Près de 30 ans plus tard, du travail reste encore à faire pour sensibiliser la population à la violence faite aux femmes, selon des organismes qui leur viennent en aide.

Des stèles dans un parc de Montréal.

La place du 6-décembre-1989, à Montréal, commémore les 14 victimes de la tuerie de Polytechnique.

Photo : Radio-Canada

C'est le cas aux Îles-de-la-Madeleine, où la maison d'hébergement l'Accalmie et le Regroupement des femmes La Sentin'Elle se sont associés aux autres organismes communautaires de l'archipel pour publier des capsules faisant la promotion de la non-violence et des rapports égalitaires sur les réseaux sociaux.

La violence faite aux femmes, ça n'appartient pas juste aux groupes de femmes. Il faut qu'il y ait d'autres groupes, d'autres personnes qui s'impliquent aussi pour faire en sorte qu'on soit capable de l'éliminer complètement.

Linda Turbide, coordonnatrice de la maison d’hébergement L’Accalmie

Mme Turbide rappelle que la violence peut arriver dans n'importe quel milieu.

Une marche solidaire sera organisée le 6 décembre, pour souligner la Journée nationale de commémoration et d'action contre la violence faite aux femmes.

Julie Rousseau est directrice de l'organisme À la Source Sept-Îles

Julie Rousseau, directrice de l'organisme À la Source Sept-Îles

Photo : Radio-Canada / Marc-Antoine Mageau

De son côté, Julie Rousseau, directrice de l'organisme À la Source Sept-Îles, rappelle que chaque personne est responsable de faire cesser la violence envers les femmes.

On voit trop souvent de morts, de violences qui finissent par des morts d'enfants ou de femmes, et même si ça ne se rend pas jusque là, on veut être "tolérance zéro".

Julie Rousseau, directrice de l'organisme À la Source Sept-Îles

Ça peut arriver à n'importe quelle femme, ça peut être une femme qui peut nous sembler faite forte, ajoute Mme Rousseau.

Selon elle, il faut croire les femmes à qui ça arrive, ne pas minimiser le problème et dénoncer quand on peut le faire. [...] C'est juste non, on n'accepte plus ça.

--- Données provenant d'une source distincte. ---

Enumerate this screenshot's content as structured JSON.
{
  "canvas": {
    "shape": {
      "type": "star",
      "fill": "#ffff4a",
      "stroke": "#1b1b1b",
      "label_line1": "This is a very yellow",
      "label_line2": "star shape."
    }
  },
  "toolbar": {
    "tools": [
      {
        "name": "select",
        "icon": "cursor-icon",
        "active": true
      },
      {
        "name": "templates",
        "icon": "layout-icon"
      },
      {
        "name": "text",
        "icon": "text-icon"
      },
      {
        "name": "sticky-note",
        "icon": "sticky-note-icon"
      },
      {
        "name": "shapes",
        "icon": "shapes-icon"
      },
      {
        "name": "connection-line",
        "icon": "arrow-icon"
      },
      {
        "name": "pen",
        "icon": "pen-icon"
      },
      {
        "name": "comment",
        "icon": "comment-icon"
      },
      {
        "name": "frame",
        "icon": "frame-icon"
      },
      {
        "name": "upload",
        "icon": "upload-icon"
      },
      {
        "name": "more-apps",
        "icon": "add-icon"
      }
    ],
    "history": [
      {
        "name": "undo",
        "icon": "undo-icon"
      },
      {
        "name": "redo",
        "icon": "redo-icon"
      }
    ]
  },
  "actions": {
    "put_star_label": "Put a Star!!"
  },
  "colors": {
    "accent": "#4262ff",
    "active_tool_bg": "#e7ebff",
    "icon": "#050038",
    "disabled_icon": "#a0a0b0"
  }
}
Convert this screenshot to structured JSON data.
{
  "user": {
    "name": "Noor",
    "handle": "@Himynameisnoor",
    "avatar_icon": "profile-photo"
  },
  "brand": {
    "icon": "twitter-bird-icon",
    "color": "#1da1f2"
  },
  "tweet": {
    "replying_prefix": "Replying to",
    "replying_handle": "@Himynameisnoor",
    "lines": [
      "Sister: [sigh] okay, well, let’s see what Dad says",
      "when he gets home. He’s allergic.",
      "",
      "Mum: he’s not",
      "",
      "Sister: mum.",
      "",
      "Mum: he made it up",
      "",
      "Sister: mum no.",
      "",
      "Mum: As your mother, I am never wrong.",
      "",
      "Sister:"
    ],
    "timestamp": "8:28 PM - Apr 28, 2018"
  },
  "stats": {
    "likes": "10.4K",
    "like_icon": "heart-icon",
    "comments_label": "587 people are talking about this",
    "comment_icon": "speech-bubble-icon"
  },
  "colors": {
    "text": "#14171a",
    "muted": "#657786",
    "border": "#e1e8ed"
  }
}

Des activités de sensibilisation ailleurs dans l'Est-du-Québec

À Sept-Îles, la Ville s'affiche comme « Municipalité alliée contre la violence conjugale » depuis2017.

Le comité organisateur invite les citoyens à porter le ruban blanc, symbole d'opposition à la violence faite envers les femmes.

Il encourage aussi les entreprises et les organismes à prendre position contre cette forme de violence.

Le drapeau de la Ville de Sept-Îles, celui de l'événement, celui du Québec et du Canada qui flottent au vent.

La Ville de Sept-Îles a hissé son drapeau officiel de municipalité alliée contre la violence conjugale.

Photo : Ville de Sept-Îles

À Rimouski, une soirée de projection du documentaire Nouveau départ se tiendra à la salle Georges-Beaulieu du Cégep de Rimouski vendredi.

Le film raconte le parcours de femmes victimes de violence conjugale et la prise de conscience qui les ont menées à quitter leur conjoint violent.

Différentes activités de sensibilisation se tiendront au cours des prochains jours dans d'autres municipalités de l’Est-du-Québec.